Scroll untuk membaca artikel
Tri Apriyani | Abel Agnidita
Menteri Badan Usaha Milik Negara (BUMN) Erick Thohir. (Suara.com/Achamad Fauzi)

Hingga saat ini, pandemi COVID-19 belum enyah dari negara kita. Jumlah kasus yang justru bertambah banyak, membuat banyak pihak mulai mempertanyakan kerja dari kepemimpinan Presiden Jokowi.

Beberapa kebijakan hampir di semua bidang, sudah mulai diperkenalkan oleh pemerintah, walaupun COVID-19 di Indonesia belum mereda. Kebijakan ini mengarah pada wacana new normal life yang akan disongsong oleh Indonesia.

Di tengah segala keribetan masyarakat menyambut new normal life, Kementerian BUMN menggunakan kesempatan ini untuk melanjutkan upaya pembersihan anggota. Semenjak Erick Thohir menjabat sebagai menteri BUMN, memang beliau sangat sering melakukan pergantian bahkan hingga tingkat pemecatan.

Terhitung sejak tahun 2019, bahkan belum genap beliau menjabat, sudah ada 35 BUMN yang dihapus. Akibat dari penghapusan tersebut, maka dari 142 BUMN yang ada sekarang hanya tersisa 107 BUMN. Bahkan kedepannya, Erick Thohir ingin di tahun ini jumlah BUMN di Indonesia menjadi 70-80 BUMN saja.

Semua bentuk restrukturisasi tersebut sudah melalui tahap koordinasi dengan menteri terkait. Selain itu akibat lainnya adalah jumlah klaster yang awalnya 27 kemudian menjadi 12 klaster yang mana masing-masing wamen hanya memegang 6 klaster saja.

Seperti yang kita tahu, isu politisasi dan juga inefisiensi dari BUMN masih menjadi perbincangan.

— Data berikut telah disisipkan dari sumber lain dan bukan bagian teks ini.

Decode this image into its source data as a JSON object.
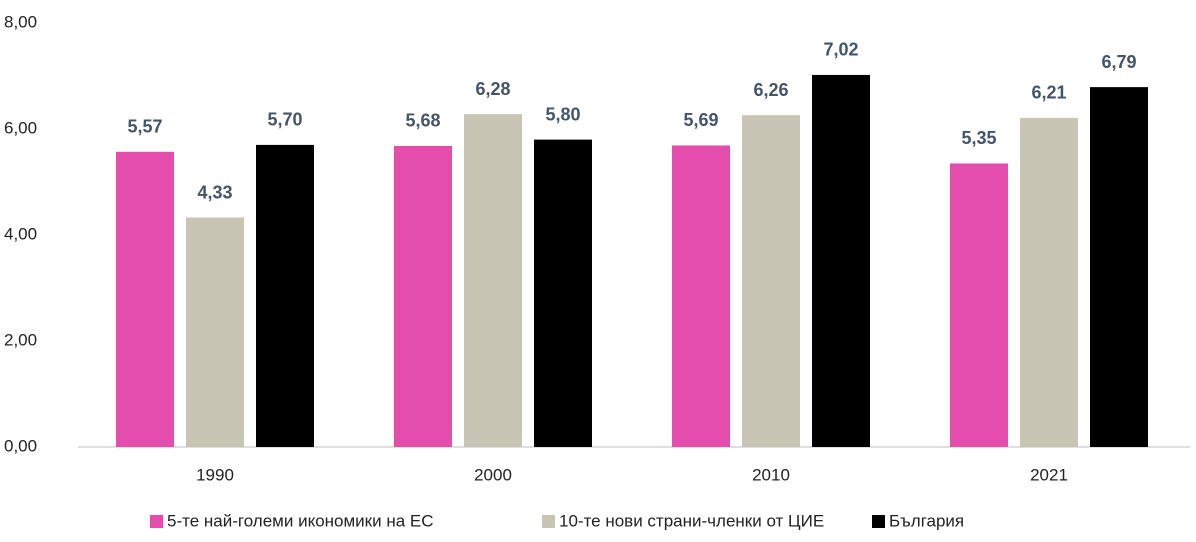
{
  "chart_data": {
    "type": "bar",
    "categories": [
      "1990",
      "2000",
      "2010",
      "2021"
    ],
    "series": [
      {
        "name": "5-те най-големи икономики на ЕС",
        "color": "#e54dad",
        "values": [
          5.57,
          5.68,
          5.69,
          5.35
        ],
        "value_labels": [
          "5,57",
          "5,68",
          "5,69",
          "5,35"
        ]
      },
      {
        "name": "10-те нови страни-членки от ЦИЕ",
        "color": "#c9c5b4",
        "values": [
          4.33,
          6.28,
          6.26,
          6.21
        ],
        "value_labels": [
          "4,33",
          "6,28",
          "6,26",
          "6,21"
        ]
      },
      {
        "name": "България",
        "color": "#000000",
        "values": [
          5.7,
          5.8,
          7.02,
          6.79
        ],
        "value_labels": [
          "5,70",
          "5,80",
          "7,02",
          "6,79"
        ]
      }
    ],
    "ylim": [
      0,
      8
    ],
    "yticks": [
      {
        "value": 0,
        "label": "0,00"
      },
      {
        "value": 2,
        "label": "2,00"
      },
      {
        "value": 4,
        "label": "4,00"
      },
      {
        "value": 6,
        "label": "6,00"
      },
      {
        "value": 8,
        "label": "8,00"
      }
    ],
    "legend": "bottom"
  }
}
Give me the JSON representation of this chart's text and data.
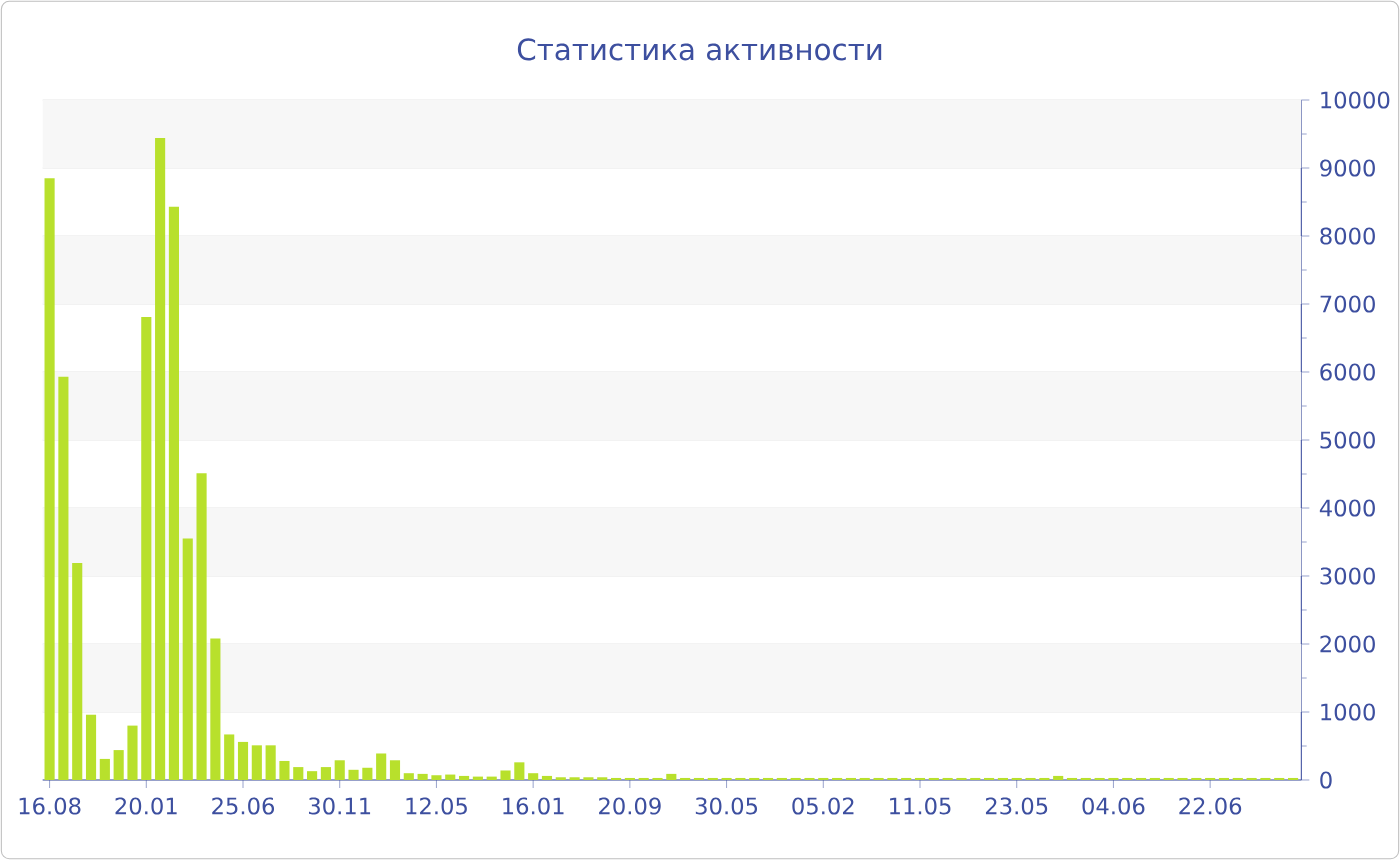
{
  "chart_data": {
    "type": "bar",
    "title": "Статистика активности",
    "categories": [
      "16.08",
      null,
      null,
      null,
      null,
      null,
      null,
      "20.01",
      null,
      null,
      null,
      null,
      null,
      null,
      "25.06",
      null,
      null,
      null,
      null,
      null,
      null,
      "30.11",
      null,
      null,
      null,
      null,
      null,
      null,
      "12.05",
      null,
      null,
      null,
      null,
      null,
      null,
      "16.01",
      null,
      null,
      null,
      null,
      null,
      null,
      "20.09",
      null,
      null,
      null,
      null,
      null,
      null,
      "30.05",
      null,
      null,
      null,
      null,
      null,
      null,
      "05.02",
      null,
      null,
      null,
      null,
      null,
      null,
      "11.05",
      null,
      null,
      null,
      null,
      null,
      null,
      "23.05",
      null,
      null,
      null,
      null,
      null,
      null,
      "04.06",
      null,
      null,
      null,
      null,
      null,
      null,
      "22.06",
      null,
      null,
      null,
      null,
      null,
      null
    ],
    "values": [
      8850,
      5930,
      3190,
      960,
      310,
      440,
      800,
      6810,
      9440,
      8430,
      3550,
      4510,
      2080,
      670,
      560,
      510,
      510,
      280,
      190,
      130,
      190,
      290,
      150,
      180,
      390,
      290,
      100,
      90,
      70,
      80,
      60,
      50,
      50,
      140,
      260,
      100,
      60,
      40,
      40,
      40,
      40,
      30,
      30,
      30,
      30,
      90,
      30,
      30,
      30,
      30,
      30,
      30,
      30,
      30,
      30,
      30,
      30,
      30,
      30,
      30,
      30,
      30,
      30,
      30,
      30,
      30,
      30,
      30,
      30,
      30,
      30,
      30,
      30,
      60,
      30,
      30,
      30,
      30,
      30,
      30,
      30,
      30,
      30,
      30,
      30,
      30,
      30,
      30,
      30,
      30,
      30
    ],
    "color": "#b8e02c",
    "ylim": [
      0,
      10000
    ],
    "yticks": [
      0,
      1000,
      2000,
      3000,
      4000,
      5000,
      6000,
      7000,
      8000,
      9000,
      10000
    ],
    "grid": "y"
  }
}
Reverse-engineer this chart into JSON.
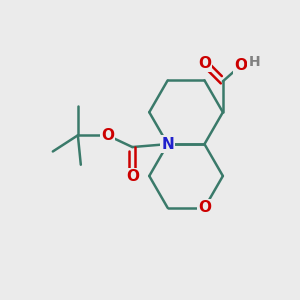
{
  "bg_color": "#ebebeb",
  "bond_color": "#3a7a6a",
  "bond_width": 1.8,
  "N_color": "#2020cc",
  "O_color": "#cc0000",
  "H_color": "#808080",
  "font_size_atom": 11,
  "fig_w": 3.0,
  "fig_h": 3.0,
  "dpi": 100,
  "xlim": [
    0,
    10
  ],
  "ylim": [
    0,
    10
  ]
}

Setelah permasalahan meruginya beberapa BUMN seperti PT Asuransi Jiwasraya, PT Krakatau Steel, PT Merpati Nusantara Airlines dan juga PT Perkebunan Nusantara III mencuat di akhir tahun 2019, membuat Kementerian BUMN harus mencari cara paling efektif untuk menyelamatkan BUMN dari jerat utang.

Dengan bantuan dari Kementerian Keuangan, BUMN bisa membayar utang yang memang sudah jatuh tempo di tengah situasi COVID-19 yang membuat perekonomian menjadi lemah.  

Sebagai bagian dari alat vital negara, BUMN harus tetap mempertahankan eksistensinya sebagai perusahaan penyedia kebutuhan masyarakat.

Eksistensi tersebut bisa dilakukan dengan ikut berkontribusi dalam penanganan COVID-19. Pembukaan lowongan relawan dan juga penggunaan beberapa hotel sebagai tempat isolasi menjadi buktinya. Selain itu, proses restrukturisasi yang masih terus dilakukan oleh Kementerian BUMN juga sebagai bentuk pembenahan terhadap tubuh BUMN. Kerugian yang diakibatkan oleh BUMN tidak bisa disepelekan begitu saja.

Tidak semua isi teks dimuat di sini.